Neben der Vermittlung dieser jüdischen Fächer möchte das Institut auch die jüdischen Studenten der anderen Fakultäten anziehen, die zwar die jüdische Schule besucht haben, jedoch keinerlei wissenschaftliche Methode der jüdischen Studien kennengelernt haben. Das Institut ist auch im Bereich der Forschung tätig, die vier getrennte Aufträge besitzt: kulturelle Geschichte der Juden in Lettland, jüdisches Denken und Philosophie in den Regionen des Baltikums und Osteuropas, Torah und Wissenschaften, jüdische Erziehung und Zusammentragen von Zeugenberichten der Überlebenden.
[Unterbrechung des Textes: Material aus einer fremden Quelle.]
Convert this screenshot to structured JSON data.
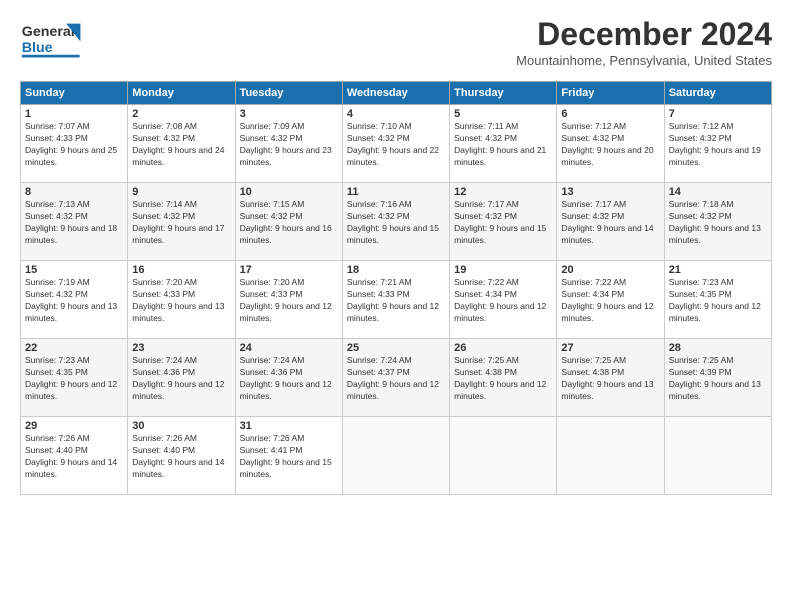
{
  "header": {
    "logo_line1": "General",
    "logo_line2": "Blue",
    "title": "December 2024",
    "subtitle": "Mountainhome, Pennsylvania, United States"
  },
  "calendar": {
    "days_of_week": [
      "Sunday",
      "Monday",
      "Tuesday",
      "Wednesday",
      "Thursday",
      "Friday",
      "Saturday"
    ],
    "weeks": [
      [
        {
          "day": "1",
          "sunrise": "7:07 AM",
          "sunset": "4:33 PM",
          "daylight": "9 hours and 25 minutes."
        },
        {
          "day": "2",
          "sunrise": "7:08 AM",
          "sunset": "4:32 PM",
          "daylight": "9 hours and 24 minutes."
        },
        {
          "day": "3",
          "sunrise": "7:09 AM",
          "sunset": "4:32 PM",
          "daylight": "9 hours and 23 minutes."
        },
        {
          "day": "4",
          "sunrise": "7:10 AM",
          "sunset": "4:32 PM",
          "daylight": "9 hours and 22 minutes."
        },
        {
          "day": "5",
          "sunrise": "7:11 AM",
          "sunset": "4:32 PM",
          "daylight": "9 hours and 21 minutes."
        },
        {
          "day": "6",
          "sunrise": "7:12 AM",
          "sunset": "4:32 PM",
          "daylight": "9 hours and 20 minutes."
        },
        {
          "day": "7",
          "sunrise": "7:12 AM",
          "sunset": "4:32 PM",
          "daylight": "9 hours and 19 minutes."
        }
      ],
      [
        {
          "day": "8",
          "sunrise": "7:13 AM",
          "sunset": "4:32 PM",
          "daylight": "9 hours and 18 minutes."
        },
        {
          "day": "9",
          "sunrise": "7:14 AM",
          "sunset": "4:32 PM",
          "daylight": "9 hours and 17 minutes."
        },
        {
          "day": "10",
          "sunrise": "7:15 AM",
          "sunset": "4:32 PM",
          "daylight": "9 hours and 16 minutes."
        },
        {
          "day": "11",
          "sunrise": "7:16 AM",
          "sunset": "4:32 PM",
          "daylight": "9 hours and 15 minutes."
        },
        {
          "day": "12",
          "sunrise": "7:17 AM",
          "sunset": "4:32 PM",
          "daylight": "9 hours and 15 minutes."
        },
        {
          "day": "13",
          "sunrise": "7:17 AM",
          "sunset": "4:32 PM",
          "daylight": "9 hours and 14 minutes."
        },
        {
          "day": "14",
          "sunrise": "7:18 AM",
          "sunset": "4:32 PM",
          "daylight": "9 hours and 13 minutes."
        }
      ],
      [
        {
          "day": "15",
          "sunrise": "7:19 AM",
          "sunset": "4:32 PM",
          "daylight": "9 hours and 13 minutes."
        },
        {
          "day": "16",
          "sunrise": "7:20 AM",
          "sunset": "4:33 PM",
          "daylight": "9 hours and 13 minutes."
        },
        {
          "day": "17",
          "sunrise": "7:20 AM",
          "sunset": "4:33 PM",
          "daylight": "9 hours and 12 minutes."
        },
        {
          "day": "18",
          "sunrise": "7:21 AM",
          "sunset": "4:33 PM",
          "daylight": "9 hours and 12 minutes."
        },
        {
          "day": "19",
          "sunrise": "7:22 AM",
          "sunset": "4:34 PM",
          "daylight": "9 hours and 12 minutes."
        },
        {
          "day": "20",
          "sunrise": "7:22 AM",
          "sunset": "4:34 PM",
          "daylight": "9 hours and 12 minutes."
        },
        {
          "day": "21",
          "sunrise": "7:23 AM",
          "sunset": "4:35 PM",
          "daylight": "9 hours and 12 minutes."
        }
      ],
      [
        {
          "day": "22",
          "sunrise": "7:23 AM",
          "sunset": "4:35 PM",
          "daylight": "9 hours and 12 minutes."
        },
        {
          "day": "23",
          "sunrise": "7:24 AM",
          "sunset": "4:36 PM",
          "daylight": "9 hours and 12 minutes."
        },
        {
          "day": "24",
          "sunrise": "7:24 AM",
          "sunset": "4:36 PM",
          "daylight": "9 hours and 12 minutes."
        },
        {
          "day": "25",
          "sunrise": "7:24 AM",
          "sunset": "4:37 PM",
          "daylight": "9 hours and 12 minutes."
        },
        {
          "day": "26",
          "sunrise": "7:25 AM",
          "sunset": "4:38 PM",
          "daylight": "9 hours and 12 minutes."
        },
        {
          "day": "27",
          "sunrise": "7:25 AM",
          "sunset": "4:38 PM",
          "daylight": "9 hours and 13 minutes."
        },
        {
          "day": "28",
          "sunrise": "7:25 AM",
          "sunset": "4:39 PM",
          "daylight": "9 hours and 13 minutes."
        }
      ],
      [
        {
          "day": "29",
          "sunrise": "7:26 AM",
          "sunset": "4:40 PM",
          "daylight": "9 hours and 14 minutes."
        },
        {
          "day": "30",
          "sunrise": "7:26 AM",
          "sunset": "4:40 PM",
          "daylight": "9 hours and 14 minutes."
        },
        {
          "day": "31",
          "sunrise": "7:26 AM",
          "sunset": "4:41 PM",
          "daylight": "9 hours and 15 minutes."
        },
        null,
        null,
        null,
        null
      ]
    ]
  }
}
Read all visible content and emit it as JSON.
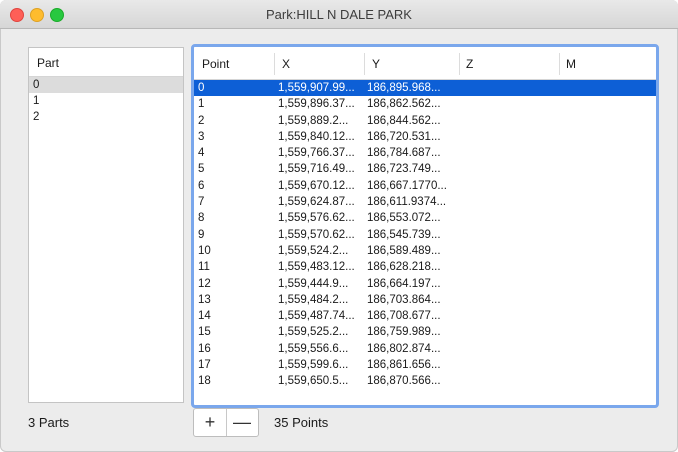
{
  "window": {
    "title": "Park:HILL N DALE PARK"
  },
  "parts": {
    "header": "Part",
    "rows": [
      "0",
      "1",
      "2"
    ],
    "selected_index": 0,
    "count_label": "3 Parts"
  },
  "points": {
    "columns": [
      "Point",
      "X",
      "Y",
      "Z",
      "M"
    ],
    "rows": [
      {
        "point": "0",
        "x": "1,559,907.99...",
        "y": "186,895.968..."
      },
      {
        "point": "1",
        "x": "1,559,896.37...",
        "y": "186,862.562..."
      },
      {
        "point": "2",
        "x": "1,559,889.2...",
        "y": "186,844.562..."
      },
      {
        "point": "3",
        "x": "1,559,840.12...",
        "y": "186,720.531..."
      },
      {
        "point": "4",
        "x": "1,559,766.37...",
        "y": "186,784.687..."
      },
      {
        "point": "5",
        "x": "1,559,716.49...",
        "y": "186,723.749..."
      },
      {
        "point": "6",
        "x": "1,559,670.12...",
        "y": "186,667.1770..."
      },
      {
        "point": "7",
        "x": "1,559,624.87...",
        "y": "186,611.9374..."
      },
      {
        "point": "8",
        "x": "1,559,576.62...",
        "y": "186,553.072..."
      },
      {
        "point": "9",
        "x": "1,559,570.62...",
        "y": "186,545.739..."
      },
      {
        "point": "10",
        "x": "1,559,524.2...",
        "y": "186,589.489..."
      },
      {
        "point": "11",
        "x": "1,559,483.12...",
        "y": "186,628.218..."
      },
      {
        "point": "12",
        "x": "1,559,444.9...",
        "y": "186,664.197..."
      },
      {
        "point": "13",
        "x": "1,559,484.2...",
        "y": "186,703.864..."
      },
      {
        "point": "14",
        "x": "1,559,487.74...",
        "y": "186,708.677..."
      },
      {
        "point": "15",
        "x": "1,559,525.2...",
        "y": "186,759.989..."
      },
      {
        "point": "16",
        "x": "1,559,556.6...",
        "y": "186,802.874..."
      },
      {
        "point": "17",
        "x": "1,559,599.6...",
        "y": "186,861.656..."
      },
      {
        "point": "18",
        "x": "1,559,650.5...",
        "y": "186,870.566..."
      }
    ],
    "selected_index": 0,
    "count_label": "35 Points"
  },
  "buttons": {
    "add_label": "+",
    "remove_label": "—"
  },
  "colors": {
    "selection": "#0d5fd6",
    "focus_ring": "#7aa7ec"
  }
}
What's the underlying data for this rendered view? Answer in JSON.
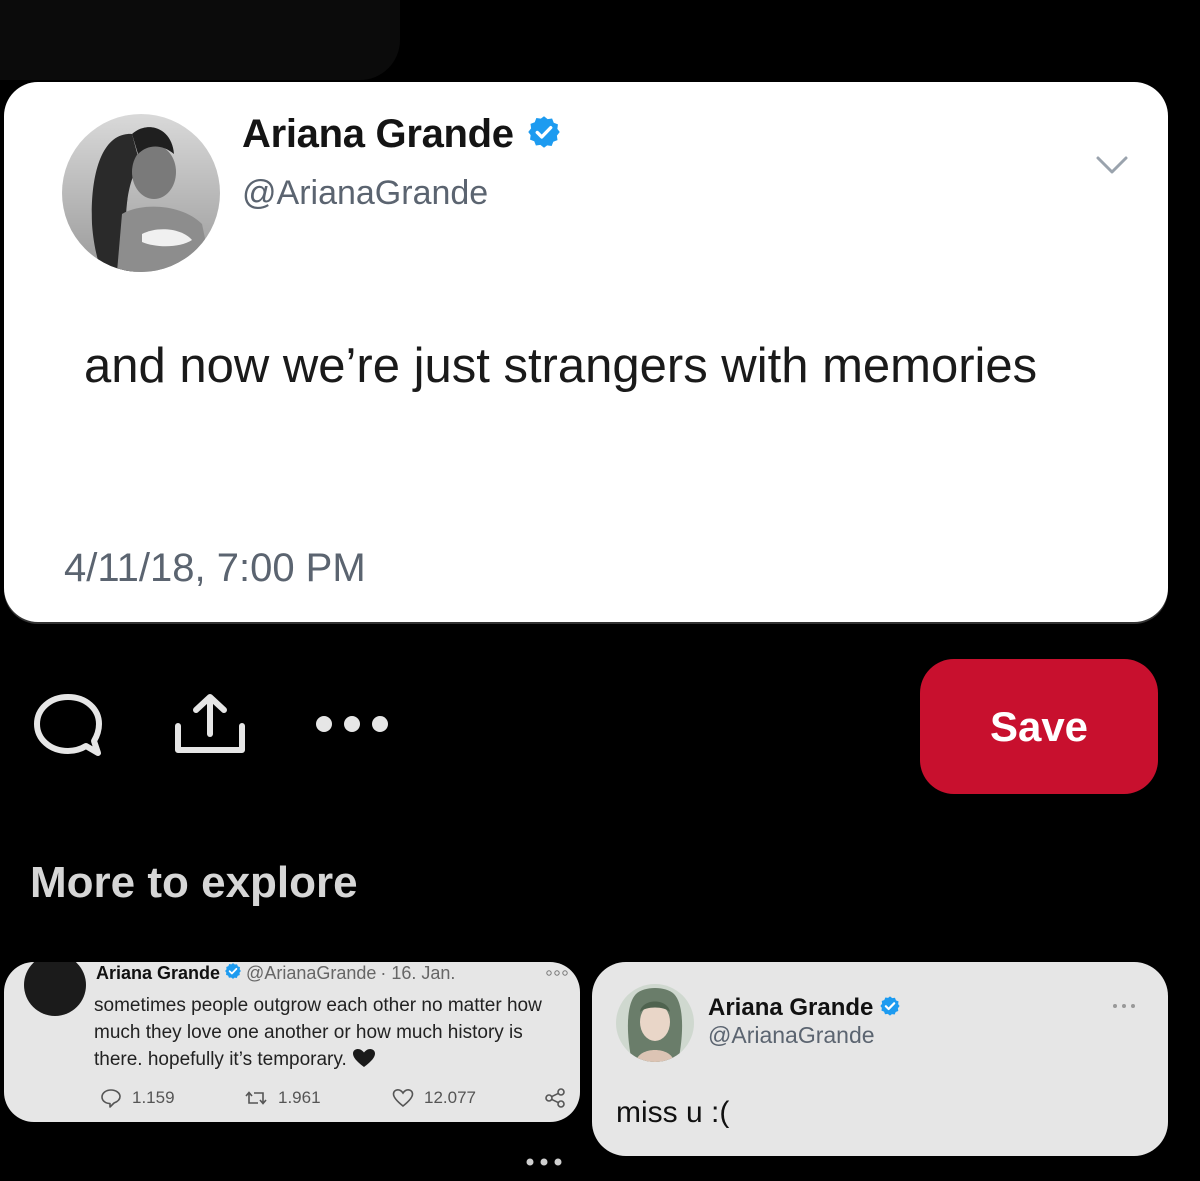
{
  "tweet": {
    "name": "Ariana Grande",
    "handle": "@ArianaGrande",
    "text": "and now we’re just strangers with memories",
    "date": "4/11/18, 7:00 PM",
    "icons": [
      "verified-badge-icon",
      "chevron-down-icon"
    ]
  },
  "actions": {
    "icons": [
      "comment-icon",
      "share-icon",
      "more-options-icon"
    ],
    "save_label": "Save"
  },
  "section_title": "More to explore",
  "explore": [
    {
      "name": "Ariana Grande",
      "handle": "@ArianaGrande",
      "date": "· 16. Jan.",
      "text": "sometimes people outgrow each other no matter how much they love one another or how much history is there. hopefully it’s temporary.",
      "replies": "1.159",
      "retweets": "1.961",
      "likes": "12.077"
    },
    {
      "name": "Ariana Grande",
      "handle": "@ArianaGrande",
      "text": "miss u :("
    }
  ],
  "colors": {
    "background": "#000000",
    "card": "#ffffff",
    "save_button": "#c8102e",
    "verified": "#1d9bf0",
    "explore_card": "#e6e6e6"
  }
}
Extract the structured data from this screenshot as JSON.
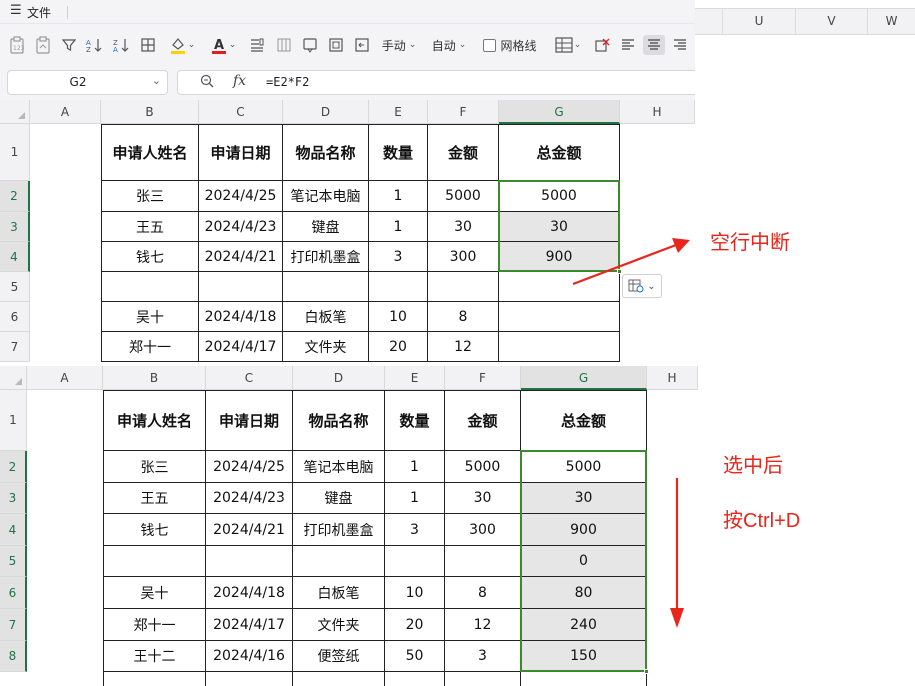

Das letztgenannte Projekt wendet sich an die älteren Menschen, damit sie ihre Erinnerungen in bezug auf das jüdische Leben in Lettland vor und während des Zweiten Weltkriegs vermitteln. Die meisten von ihnen haben übrigens hebräische Schulen in Lettland besucht. Dieses Programm wird von Anna Antane geleitet, die im Studienzentrum als Direktorin in der Verwaltung arbeitet und als Historikerin die Gespräche über die Vergangenheit durchführt und aufzeichnet. Sämtliche Tätigkeiten des Zentrums werden mit dem Rabbinat und der jüdischen Gemeinde von Riga abgesprochen, da beide sich sehr aktiv an seiner Organisation und Entwicklung beteiligen. Das Institut empfängt immer wieder Professoren aus dem Ausland, insbesondere den berühmten Professor Yoël Weinberg von der Universität von Beer Schewa, weltweit geachteter Spezialist in Bibelstudien und selbst aus Lettland stammend. Das Zentrum arbeitet auch intensiv mit zahlreichen europäischen und israelischen Universitäten zusammen.
Am Ende unserer Begegnung sagte Professor Ruvin Ferber: «Ich denke, dass unser Zentrum eine sehr wichtige Rolle spielt, um das Verständnis und folglich auch die Beziehungen zwischen Juden und Letten zu verbessern.»